Уже совсем вечером пришел доктор, посмотрел и вдруг что-то стал со мной делать, какие-то палки подняли в ногах кровати, ноги мои засунули в мешки и стали привязывать. Одна из молоденьких акушерок говорит:

— Не бойтесь. Вам сейчас будет немножко больно.

— Но что будут делать?

— Наложат швы.

Кажется, я тут же начала кричать. Больно было очень. У меня осталось впечатление, что чуть ли не сильнее родов. И потом долго скулила.

В 1 ч<асов> 40 м<инут> меня перевезли в комнату и положили в кровать. Подушки не дали, и я уже устала лежать на спине. В комнате 3 кровати. На одной из них та, что лежала рядом в Salle du travail. Тоже диабетичка. Только куда легче. Приятное ощущение теплоты и покоя. Натянуты нервы. Игорь далеко от меня, мне его не видно.

Да, вскоре после родов Юрий приходил в бюро справляться, и ему носили сына показывать.

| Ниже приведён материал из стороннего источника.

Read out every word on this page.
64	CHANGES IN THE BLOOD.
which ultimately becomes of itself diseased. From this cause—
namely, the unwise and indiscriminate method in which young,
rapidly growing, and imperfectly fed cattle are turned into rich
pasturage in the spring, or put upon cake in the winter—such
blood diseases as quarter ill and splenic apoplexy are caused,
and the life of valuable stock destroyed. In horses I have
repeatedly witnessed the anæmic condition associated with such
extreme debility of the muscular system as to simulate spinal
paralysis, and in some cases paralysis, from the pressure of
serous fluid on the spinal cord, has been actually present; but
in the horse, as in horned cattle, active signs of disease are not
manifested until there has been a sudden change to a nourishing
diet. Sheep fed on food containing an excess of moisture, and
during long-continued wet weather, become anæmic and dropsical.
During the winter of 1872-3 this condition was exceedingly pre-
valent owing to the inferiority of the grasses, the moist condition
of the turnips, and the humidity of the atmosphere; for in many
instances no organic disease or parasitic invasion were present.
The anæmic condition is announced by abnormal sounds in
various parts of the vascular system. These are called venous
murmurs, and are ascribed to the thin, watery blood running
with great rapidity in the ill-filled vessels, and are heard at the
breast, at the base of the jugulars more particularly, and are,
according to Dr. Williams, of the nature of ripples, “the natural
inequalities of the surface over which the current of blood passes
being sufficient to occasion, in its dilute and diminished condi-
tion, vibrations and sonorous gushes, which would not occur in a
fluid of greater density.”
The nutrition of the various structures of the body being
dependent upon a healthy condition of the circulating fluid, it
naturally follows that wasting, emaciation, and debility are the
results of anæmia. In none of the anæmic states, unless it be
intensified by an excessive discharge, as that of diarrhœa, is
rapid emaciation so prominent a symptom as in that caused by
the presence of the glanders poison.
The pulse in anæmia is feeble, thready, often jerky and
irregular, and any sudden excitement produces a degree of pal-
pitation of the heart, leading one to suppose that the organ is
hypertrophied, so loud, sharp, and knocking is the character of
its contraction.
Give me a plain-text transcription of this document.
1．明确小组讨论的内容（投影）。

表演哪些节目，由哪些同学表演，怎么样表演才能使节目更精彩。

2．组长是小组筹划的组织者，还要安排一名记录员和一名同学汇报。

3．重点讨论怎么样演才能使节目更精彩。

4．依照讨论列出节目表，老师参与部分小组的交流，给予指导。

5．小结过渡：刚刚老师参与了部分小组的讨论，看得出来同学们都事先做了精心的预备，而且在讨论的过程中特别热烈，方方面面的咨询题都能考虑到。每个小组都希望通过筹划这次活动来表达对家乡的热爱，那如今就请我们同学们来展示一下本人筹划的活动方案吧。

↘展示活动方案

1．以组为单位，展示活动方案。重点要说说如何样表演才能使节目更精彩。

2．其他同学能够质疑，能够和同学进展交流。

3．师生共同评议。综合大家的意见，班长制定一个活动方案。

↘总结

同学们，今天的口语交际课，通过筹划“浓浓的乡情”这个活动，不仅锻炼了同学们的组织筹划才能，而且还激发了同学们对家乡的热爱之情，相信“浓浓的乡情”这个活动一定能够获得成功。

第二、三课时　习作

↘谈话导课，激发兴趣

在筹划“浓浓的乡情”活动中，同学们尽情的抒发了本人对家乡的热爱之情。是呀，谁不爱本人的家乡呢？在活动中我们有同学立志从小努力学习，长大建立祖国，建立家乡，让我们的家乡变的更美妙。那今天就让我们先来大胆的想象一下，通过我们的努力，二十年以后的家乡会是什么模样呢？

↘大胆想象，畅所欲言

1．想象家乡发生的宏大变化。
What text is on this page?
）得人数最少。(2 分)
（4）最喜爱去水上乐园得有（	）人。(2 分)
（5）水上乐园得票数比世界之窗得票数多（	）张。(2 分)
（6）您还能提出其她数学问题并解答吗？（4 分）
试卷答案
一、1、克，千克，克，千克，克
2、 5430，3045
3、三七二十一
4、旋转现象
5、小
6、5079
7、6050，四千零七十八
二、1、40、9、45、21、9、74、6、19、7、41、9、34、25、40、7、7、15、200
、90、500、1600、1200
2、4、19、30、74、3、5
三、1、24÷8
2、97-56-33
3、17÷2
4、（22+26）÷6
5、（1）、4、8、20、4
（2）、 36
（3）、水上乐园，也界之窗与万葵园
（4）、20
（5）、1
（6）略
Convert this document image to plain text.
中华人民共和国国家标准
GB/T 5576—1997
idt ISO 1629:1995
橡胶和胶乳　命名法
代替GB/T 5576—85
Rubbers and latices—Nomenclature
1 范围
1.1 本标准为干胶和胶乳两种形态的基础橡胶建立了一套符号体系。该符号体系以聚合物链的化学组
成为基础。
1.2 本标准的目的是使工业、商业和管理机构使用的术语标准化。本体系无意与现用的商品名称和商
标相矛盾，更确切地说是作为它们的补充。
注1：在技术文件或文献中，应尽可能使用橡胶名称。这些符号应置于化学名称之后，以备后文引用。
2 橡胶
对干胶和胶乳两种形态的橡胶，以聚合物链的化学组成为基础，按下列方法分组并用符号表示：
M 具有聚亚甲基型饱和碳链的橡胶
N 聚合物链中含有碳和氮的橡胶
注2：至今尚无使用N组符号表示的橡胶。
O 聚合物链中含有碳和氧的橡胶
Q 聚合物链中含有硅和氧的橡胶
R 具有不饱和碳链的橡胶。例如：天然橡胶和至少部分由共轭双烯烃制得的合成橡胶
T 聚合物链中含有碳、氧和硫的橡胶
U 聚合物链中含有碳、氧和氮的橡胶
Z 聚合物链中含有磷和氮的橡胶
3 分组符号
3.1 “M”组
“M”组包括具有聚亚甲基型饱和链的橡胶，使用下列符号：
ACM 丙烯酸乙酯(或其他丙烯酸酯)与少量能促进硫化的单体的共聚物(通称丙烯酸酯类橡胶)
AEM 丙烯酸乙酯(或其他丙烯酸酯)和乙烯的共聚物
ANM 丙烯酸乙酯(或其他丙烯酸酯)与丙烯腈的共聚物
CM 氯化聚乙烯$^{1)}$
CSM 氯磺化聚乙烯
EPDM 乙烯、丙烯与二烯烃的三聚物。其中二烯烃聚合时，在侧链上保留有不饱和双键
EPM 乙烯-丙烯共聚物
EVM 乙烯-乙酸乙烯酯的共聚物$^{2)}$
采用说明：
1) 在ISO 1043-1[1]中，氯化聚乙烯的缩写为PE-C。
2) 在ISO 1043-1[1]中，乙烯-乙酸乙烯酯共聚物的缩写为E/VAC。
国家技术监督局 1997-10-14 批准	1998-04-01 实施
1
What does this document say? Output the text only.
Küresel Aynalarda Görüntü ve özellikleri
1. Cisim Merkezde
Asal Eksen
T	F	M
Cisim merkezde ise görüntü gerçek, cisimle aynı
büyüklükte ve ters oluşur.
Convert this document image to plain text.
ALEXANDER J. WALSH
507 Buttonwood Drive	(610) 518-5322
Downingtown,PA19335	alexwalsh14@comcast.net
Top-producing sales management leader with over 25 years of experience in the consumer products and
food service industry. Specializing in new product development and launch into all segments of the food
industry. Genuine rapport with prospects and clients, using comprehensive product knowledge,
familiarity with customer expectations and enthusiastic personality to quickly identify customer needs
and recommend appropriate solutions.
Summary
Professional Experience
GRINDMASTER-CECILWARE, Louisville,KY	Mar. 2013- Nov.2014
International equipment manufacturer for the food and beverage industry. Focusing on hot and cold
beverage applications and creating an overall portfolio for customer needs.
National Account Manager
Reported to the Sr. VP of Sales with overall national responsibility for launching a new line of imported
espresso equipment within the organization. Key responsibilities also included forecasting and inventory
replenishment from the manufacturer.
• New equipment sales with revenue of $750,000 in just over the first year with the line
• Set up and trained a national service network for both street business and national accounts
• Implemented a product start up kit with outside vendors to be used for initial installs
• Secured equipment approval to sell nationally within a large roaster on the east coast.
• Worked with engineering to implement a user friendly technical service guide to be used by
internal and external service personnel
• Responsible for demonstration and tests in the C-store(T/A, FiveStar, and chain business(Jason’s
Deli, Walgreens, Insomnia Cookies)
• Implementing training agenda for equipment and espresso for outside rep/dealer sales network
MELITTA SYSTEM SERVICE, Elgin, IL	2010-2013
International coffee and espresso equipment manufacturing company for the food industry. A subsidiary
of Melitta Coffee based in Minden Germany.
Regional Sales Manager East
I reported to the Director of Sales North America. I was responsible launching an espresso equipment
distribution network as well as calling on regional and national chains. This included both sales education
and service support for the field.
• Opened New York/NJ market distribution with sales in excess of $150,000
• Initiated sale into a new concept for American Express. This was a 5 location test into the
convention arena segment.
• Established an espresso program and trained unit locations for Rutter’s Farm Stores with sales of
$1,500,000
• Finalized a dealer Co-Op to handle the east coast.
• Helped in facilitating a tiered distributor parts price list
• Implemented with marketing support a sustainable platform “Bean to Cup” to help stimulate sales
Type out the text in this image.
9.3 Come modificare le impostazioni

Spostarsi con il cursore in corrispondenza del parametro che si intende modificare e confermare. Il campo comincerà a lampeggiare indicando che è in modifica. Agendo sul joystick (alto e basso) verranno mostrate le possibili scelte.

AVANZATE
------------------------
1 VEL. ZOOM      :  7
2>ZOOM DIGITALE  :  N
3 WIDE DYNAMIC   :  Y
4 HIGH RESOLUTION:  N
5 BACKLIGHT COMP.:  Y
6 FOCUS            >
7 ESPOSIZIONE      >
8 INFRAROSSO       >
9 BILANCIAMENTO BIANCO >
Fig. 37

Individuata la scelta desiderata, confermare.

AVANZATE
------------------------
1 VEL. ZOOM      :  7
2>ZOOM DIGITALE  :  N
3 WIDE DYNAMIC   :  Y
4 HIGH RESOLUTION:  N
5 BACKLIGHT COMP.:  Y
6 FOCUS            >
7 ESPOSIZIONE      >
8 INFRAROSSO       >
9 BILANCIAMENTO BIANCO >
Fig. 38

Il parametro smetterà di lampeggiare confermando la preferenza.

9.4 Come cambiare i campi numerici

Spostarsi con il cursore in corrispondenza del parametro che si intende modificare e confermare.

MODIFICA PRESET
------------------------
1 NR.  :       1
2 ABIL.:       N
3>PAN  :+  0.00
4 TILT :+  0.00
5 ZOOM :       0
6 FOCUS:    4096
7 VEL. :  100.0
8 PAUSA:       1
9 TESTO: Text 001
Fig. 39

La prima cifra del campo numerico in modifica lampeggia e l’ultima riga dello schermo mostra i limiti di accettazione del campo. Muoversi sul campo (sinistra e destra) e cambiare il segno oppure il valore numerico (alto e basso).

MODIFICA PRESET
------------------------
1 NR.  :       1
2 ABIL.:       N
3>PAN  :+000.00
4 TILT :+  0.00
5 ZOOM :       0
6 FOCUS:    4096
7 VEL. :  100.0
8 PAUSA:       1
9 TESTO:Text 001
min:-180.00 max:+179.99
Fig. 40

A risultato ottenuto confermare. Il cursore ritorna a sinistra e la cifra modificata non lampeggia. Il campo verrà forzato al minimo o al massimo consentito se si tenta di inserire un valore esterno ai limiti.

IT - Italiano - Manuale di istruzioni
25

Какое было у меня чувство к ребенку? Нет, тогда я еще не чувствовала, что он — мой, что он — часть меня.

И вот уже пришла сиделка.

28 апреля 1929. Воскресенье

Плохо (физически) я себя не чувствовала в первые дни. Правда, лежала очень спокойно, без движенья. И двигаться не могла до четверга, пока не сняли швы. До тех пор все саднило, и я была этой веревкой привязана к одному месту. Как ее обрезали, мне показалось, что я могу танцевать. А так все шло благополучна. Докторша каждый раз говорит: «Tres bien!»[197].

Режим я выдерживаю довольно точно. Все мне здесь дают по-старому, правда, с некоторой путаницей. Наделала я им хлопот. Моя соседка (их было трое в комнате, теперь — две) — тоже диабетичка, но ей приносят почти все из дому. Та, что ухаживает за матерями, — смешная и милая, другие — не совсем. В общем, паршиво.

Впрыскивают по-прежнему 4 см, приходят за анализом. Чуть не с первого дня. У меня пропали ацетоны, и время от времени — trace de sucre. Впрочем, я знаю далеко не все результаты, связь с Service 6 у меня слабая, переписывалась с

Helene, а вчера она выписалась. Приходила Marcelle, еще две сиделки, Fraley. А теперь про меня совсем забыли там. И я в отчании: во вторник я уже могу идти домой, а что же мне теперь делать? Уехать без ведома Service 6 я не могу, и не могу два раза в день ездить на прививку, и не могу пока вернуться в Service <6> с маленьким. Сегодня никто даже за анализом не приходил. А завтра мне надо сказать Surveillante[198] — ухожу ли я во вторник или могу еще остаться на день? После приема послала Юрия к Marcelle. А сама так ничего и не знаю.